In other words, what is more worth worrying about right now is not whether AI can feel pain, but who can change AI’s choices and by how much, using what inputs. Over the past decade, research has focused on getting models to output wrong answers, policy-violating answers, or dangerous answers. This paper pushes the question one step further: before any output is produced, the model’s preferences over different inputs may themselves become an attack target.

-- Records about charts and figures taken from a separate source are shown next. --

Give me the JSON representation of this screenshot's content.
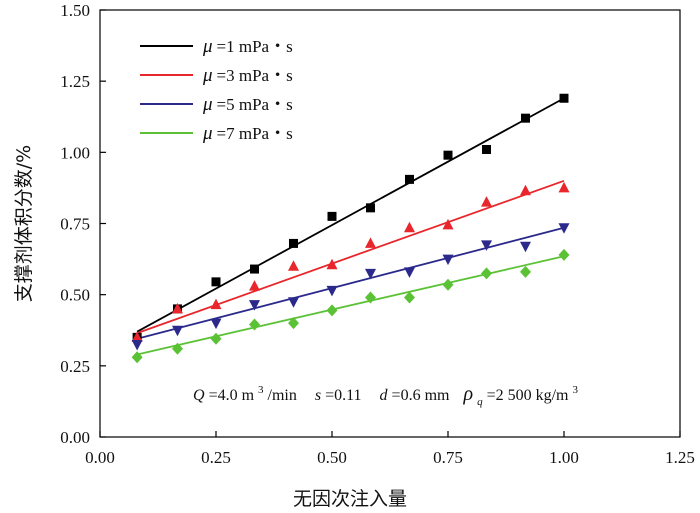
{
  "chart_data": {
    "type": "scatter",
    "xlabel": "无因次注入量",
    "ylabel": "支撑剂体积分数/%",
    "xlim": [
      0.0,
      1.25
    ],
    "ylim": [
      0.0,
      1.5
    ],
    "x_ticks": [
      "0.00",
      "0.25",
      "0.50",
      "0.75",
      "1.00",
      "1.25"
    ],
    "y_ticks": [
      "0.00",
      "0.25",
      "0.50",
      "0.75",
      "1.00",
      "1.25",
      "1.50"
    ],
    "grid": false,
    "legend_position": "top-left",
    "annotation": {
      "Q_label": "Q",
      "Q_value": "=4.0 m",
      "Q_exp": "3",
      "Q_unit": "/min",
      "s_label": "s",
      "s_value": "=0.11",
      "d_label": "d",
      "d_value": "=0.6 mm",
      "rho_label": "ρ",
      "rho_sub": "q",
      "rho_value": "=2 500 kg/m",
      "rho_exp": "3"
    },
    "series": [
      {
        "name": "μ=1 mPa・s",
        "mu": "μ",
        "label": "=1 mPa・s",
        "color": "#000000",
        "marker": "square",
        "fit": [
          [
            0.08,
            0.37
          ],
          [
            1.0,
            1.19
          ]
        ],
        "points": [
          [
            0.08,
            0.35
          ],
          [
            0.167,
            0.45
          ],
          [
            0.25,
            0.545
          ],
          [
            0.333,
            0.59
          ],
          [
            0.417,
            0.68
          ],
          [
            0.5,
            0.775
          ],
          [
            0.583,
            0.805
          ],
          [
            0.667,
            0.905
          ],
          [
            0.75,
            0.99
          ],
          [
            0.833,
            1.01
          ],
          [
            0.917,
            1.12
          ],
          [
            1.0,
            1.19
          ]
        ]
      },
      {
        "name": "μ=3 mPa・s",
        "mu": "μ",
        "label": "=3 mPa・s",
        "color": "#e8262b",
        "marker": "triangle-up",
        "fit": [
          [
            0.08,
            0.365
          ],
          [
            1.0,
            0.9
          ]
        ],
        "points": [
          [
            0.08,
            0.35
          ],
          [
            0.167,
            0.45
          ],
          [
            0.25,
            0.465
          ],
          [
            0.333,
            0.53
          ],
          [
            0.417,
            0.6
          ],
          [
            0.5,
            0.605
          ],
          [
            0.583,
            0.68
          ],
          [
            0.667,
            0.735
          ],
          [
            0.75,
            0.745
          ],
          [
            0.833,
            0.825
          ],
          [
            0.917,
            0.865
          ],
          [
            1.0,
            0.875
          ]
        ]
      },
      {
        "name": "μ=5 mPa・s",
        "mu": "μ",
        "label": "=5 mPa・s",
        "color": "#2b2a8c",
        "marker": "triangle-down",
        "fit": [
          [
            0.08,
            0.345
          ],
          [
            1.0,
            0.735
          ]
        ],
        "points": [
          [
            0.08,
            0.325
          ],
          [
            0.167,
            0.375
          ],
          [
            0.25,
            0.4
          ],
          [
            0.333,
            0.465
          ],
          [
            0.417,
            0.475
          ],
          [
            0.5,
            0.515
          ],
          [
            0.583,
            0.575
          ],
          [
            0.667,
            0.58
          ],
          [
            0.75,
            0.625
          ],
          [
            0.833,
            0.675
          ],
          [
            0.917,
            0.67
          ],
          [
            1.0,
            0.735
          ]
        ]
      },
      {
        "name": "μ=7 mPa・s",
        "mu": "μ",
        "label": "=7 mPa・s",
        "color": "#5bc236",
        "marker": "diamond",
        "fit": [
          [
            0.08,
            0.29
          ],
          [
            1.0,
            0.635
          ]
        ],
        "points": [
          [
            0.08,
            0.28
          ],
          [
            0.167,
            0.31
          ],
          [
            0.25,
            0.345
          ],
          [
            0.333,
            0.395
          ],
          [
            0.417,
            0.4
          ],
          [
            0.5,
            0.445
          ],
          [
            0.583,
            0.49
          ],
          [
            0.667,
            0.49
          ],
          [
            0.75,
            0.535
          ],
          [
            0.833,
            0.575
          ],
          [
            0.917,
            0.58
          ],
          [
            1.0,
            0.64
          ]
        ]
      }
    ]
  }
}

The AI Wellbeing paper neither declares “AI has emotions” nor simply renames adversarial attacks. Its contribution is turning a question that was hard to discuss into one that can be experimentally investigated: which experiences do models prefer? Can those preferences predict their actions? If we deliberately amplify those preferences, do other metrics move together? These experiments cannot yet show that models have subjective feelings, but they suggest there may be something more stable than surface-level mimicry in model behavior.
The history of adversarial attacks tells us that the world models see can be radically different from the world humans see. The AI Wellbeing paper suggests the world models prefer may also be radically different from the world humans prefer — and now we have tools to measure it, which means we have to face what follows: if you can measure it, you can change it.